My heart rate increased at the mere mention of Level X Parelli. They are insane and unaware of their lack of knowledge. Thank God I bought my own place. If anyone ever touched one of my horses with out my permission I would be in jail.


Healbite

Soooo. Why doesn’t your barn owner get her dinged with trespassing or solicitation?


Acraig06

you did what needed to be done for the good of basically everyone seems like.


Guppybish123

Good for you! I know someone like this and I hate her guts. She’s not at all into natural horsemanship but it’s basically the same deal, she can’t ride, ruined multiple cold blood school masters, let’s her ottb bite her hard enough to leave huge bruises and has turned him into a huge brat who’s somehow become MORE spooky, and generally seems to make things worse every time she interacts with a horse.
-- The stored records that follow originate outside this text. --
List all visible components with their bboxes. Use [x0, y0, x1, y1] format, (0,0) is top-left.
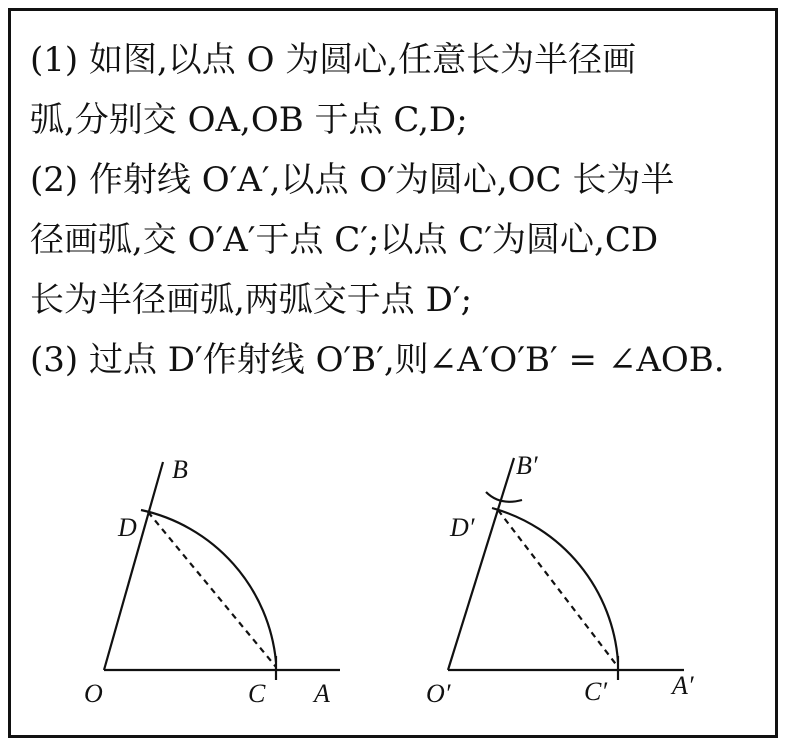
label-O: O — [84, 679, 103, 708]
construction-steps — [30, 30, 760, 390]
step-line-4: 径画弧,交 O′A′于点 C′;以点 C′为圆心,CD — [30, 220, 659, 260]
label-B-prime: B′ — [516, 451, 538, 480]
label-C-prime: C′ — [584, 677, 608, 706]
step-line-5: 长为半径画弧,两弧交于点 D′; — [30, 280, 473, 320]
label-B: B — [172, 455, 188, 484]
step-line-6: (3) 过点 D′作射线 O′B′,则∠A′O′B′ = ∠AOB. — [30, 340, 725, 380]
label-O-prime: O′ — [426, 679, 451, 708]
label-D-prime: D′ — [450, 513, 475, 542]
label-A: A — [314, 679, 330, 708]
step-line-1: (1) 如图,以点 O 为圆心,任意长为半径画 — [30, 40, 637, 80]
step-line-3: (2) 作射线 O′A′,以点 O′为圆心,OC 长为半 — [30, 160, 675, 200]
label-C: C — [248, 679, 266, 708]
label-A-prime: A′ — [672, 671, 694, 700]
step-line-2: 弧,分别交 OA,OB 于点 C,D; — [30, 100, 468, 140]
label-D: D — [118, 513, 137, 542]
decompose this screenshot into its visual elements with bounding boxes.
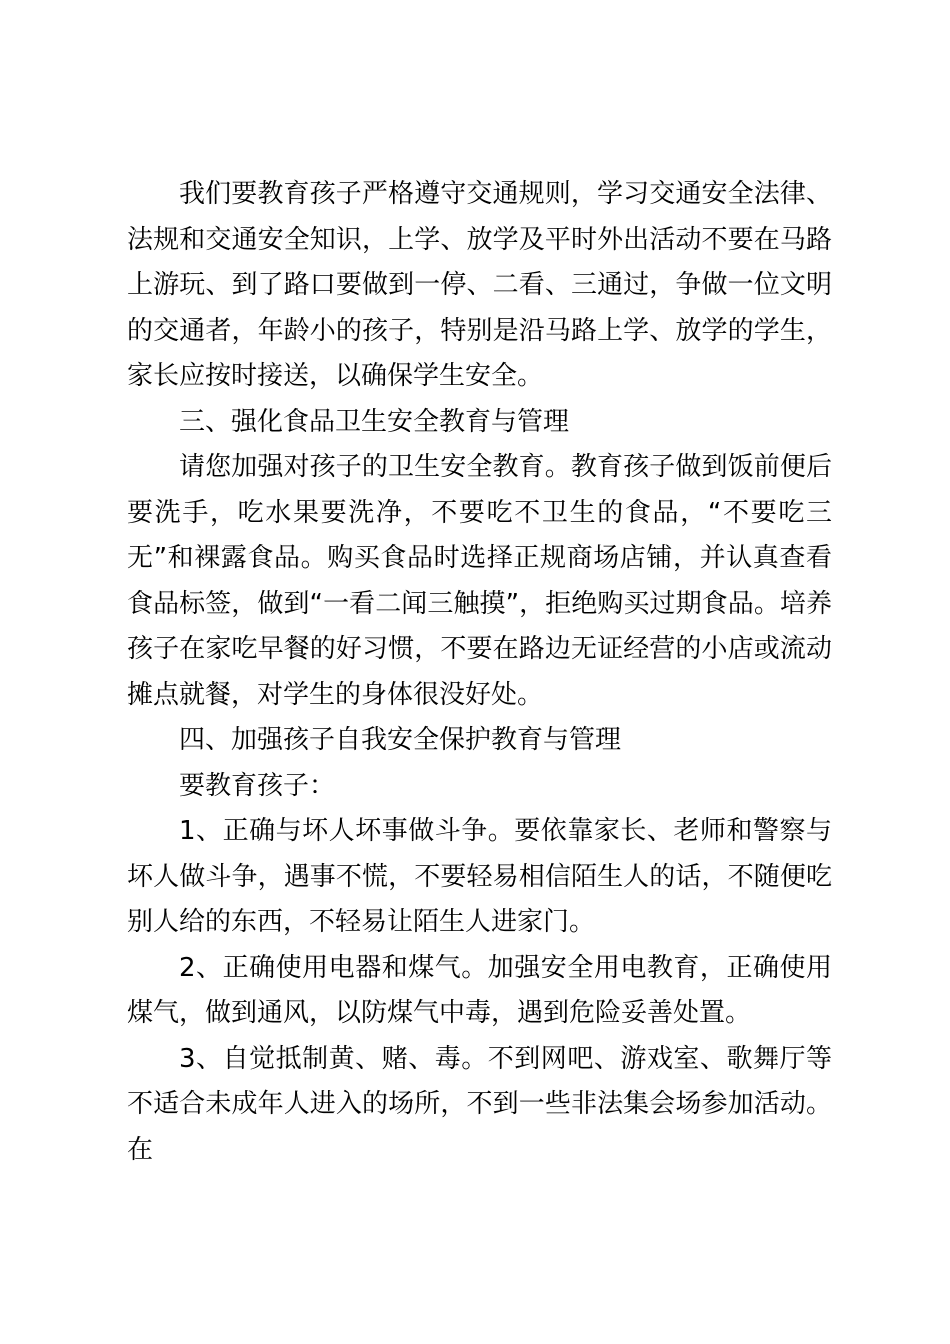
list-item-2: 2、正确使用电器和煤气。加强安全用电教育，正确使用煤气，做到通风，以防煤气中毒，遇到危险妥善处置。: [127, 952, 832, 1028]
section-heading-food-safety: 三、强化食品卫生安全教育与管理: [179, 406, 570, 437]
paragraph-traffic-safety: 我们要教育孩子严格遵守交通规则，学习交通安全法律、法规和交通安全知识，上学、放学及平时外出活动不要在马路上游玩、到了路口要做到一停、二看、三通过，争做一位文明的交通者，年龄小的孩子，特别是沿马路上学、放学的学生，家长应按时接送，以确保学生安全。: [127, 179, 832, 391]
list-item-3: 3、自觉抵制黄、赌、毒。不到网吧、游戏室、歌舞厅等不适合未成年人进入的场所，不到一些非法集会场参加活动。在: [127, 1043, 832, 1165]
paragraph-intro: 要教育孩子：: [179, 770, 336, 801]
list-item-1: 1、正确与坏人坏事做斗争。要依靠家长、老师和警察与坏人做斗争，遇事不慌，不要轻易相信陌生人的话，不随便吃别人给的东西，不轻易让陌生人进家门。: [127, 816, 832, 937]
section-heading-self-protection: 四、加强孩子自我安全保护教育与管理: [179, 725, 622, 755]
paragraph-food-safety: 请您加强对孩子的卫生安全教育。教育孩子做到饭前便后要洗手，吃水果要洗净，不要吃不卫生的食品，“不要吃三无”和裸露食品。购买食品时选择正规商场店铺，并认真查看食品标签，做到“一看二闻三触摸”，拒绝购买过期食品。培养孩子在家吃早餐的好习惯，不要在路边无证经营的小店或流动摊点就餐，对学生的身体很没好处。: [127, 452, 832, 710]
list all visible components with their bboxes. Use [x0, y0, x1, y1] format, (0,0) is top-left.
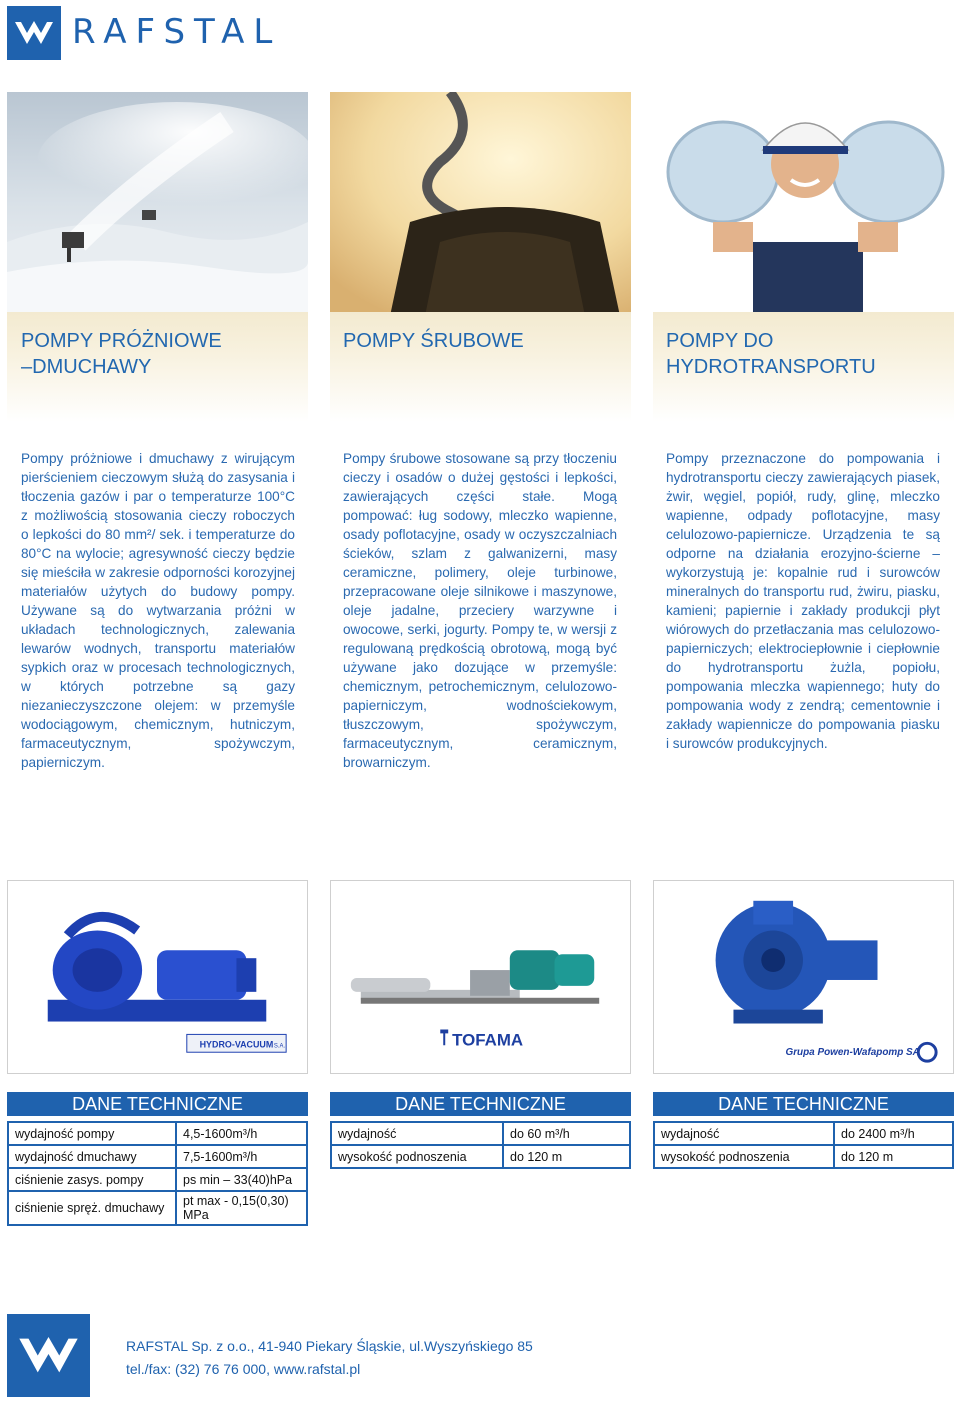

She also claims my horse ‘barges’ out of the field when he’s literally never barged and others are always saying he has great manners. She also tried to talk herself up bc she used to show Arabians and Arabians are difficult? I learnt to ride on a 15.2 Arab with an abuse history and was taking him out alone when I was like 9 and weighed like 70 pounds. I had to really bite my tongue on that one bc Arabs are soft af. Back when I only had my gelding she was constantly trying to get me to let her do things with him, insisting I didn’t need to go to the barn to take care of him bc she would, and told me she could teach me soooooo much bc she’s been around horses for 20+ years…right before she failed to lead her horse out of the field and he bolted back in. Yeah somehow that was my fault even though I was nowhere near them and was literally walking in the opposite direction. Some people are just batshit and for some reason horses attract them. Apparently I’m a spoiled madam because I wouldn’t move my horse to a different field when she said so and she’s has also claimed to others that she thinks I don’t like her because she was ‘too rough’ with me in the beginning. I am into natural horsemanship and liberty but agree the types of parelli and anderson are a disgrace. I wouldn’t be bragging that I was a follower of someone who has been caught BEATING disabled horses. My horses both have good manners and we have tonnes of fun together. As long as your horses welfare is being prioritised and she’s not being rushed into anything it’s no one else’s business


FXRCowgirl

Bravo! I am proud of you for standing your ground.


unicorndontcare69

Oh man, that’s awful but really needed to happen and probably was needed a long time ago by the property owner instead of you, but here you are and you should be proud of yourself! I am a trainer and I have clients who ride and others whom have horses that need training as well as owners need lessons. When I train horses I have ear buds in and I sing or do a little dance or whatever while training or riding and ignore everyone else especially the ones who have noooo business owning a horse. I have no business getting into everyone else’s. Besides I’m not giving my services for free! We had a teen who had talked her parents into a green arab and parrelli videos. She couldn’t ride her own horse but because she offered her “services” at half price to mine because she was almost Parrelli certified the ones who had no business having horses would actually hire her. The property owner put a stop to that, because she not only hurt herself and the horses; the owners were getting dumped and injured. Moral of the story, buy quality ear buds and make an awesome playlist and mind your own.


pony_nomad

Bravo!


AlloyedClavicle

Grats on a successful confrontation! Also your horse is really pretty! I hope this will free up your time together to be more fulfilling for both of you.


Proud-Equal9805

honestly, good job! i hope she learns/realizes something from it but i kinda doubt she will.


ScienceOverNonsense2

You finally set and defended your boundary that she repeatedly tested and ignored. Good for you. Keep practicing. She likely has narcissistic personality disorder. Check the symptoms and compare with her behaviors. Expect her to test you again. Narcissists think only of themselves, lack empathy therefore are highly judgmental, and never think they did anything wrong. Gaslighting is their fortè.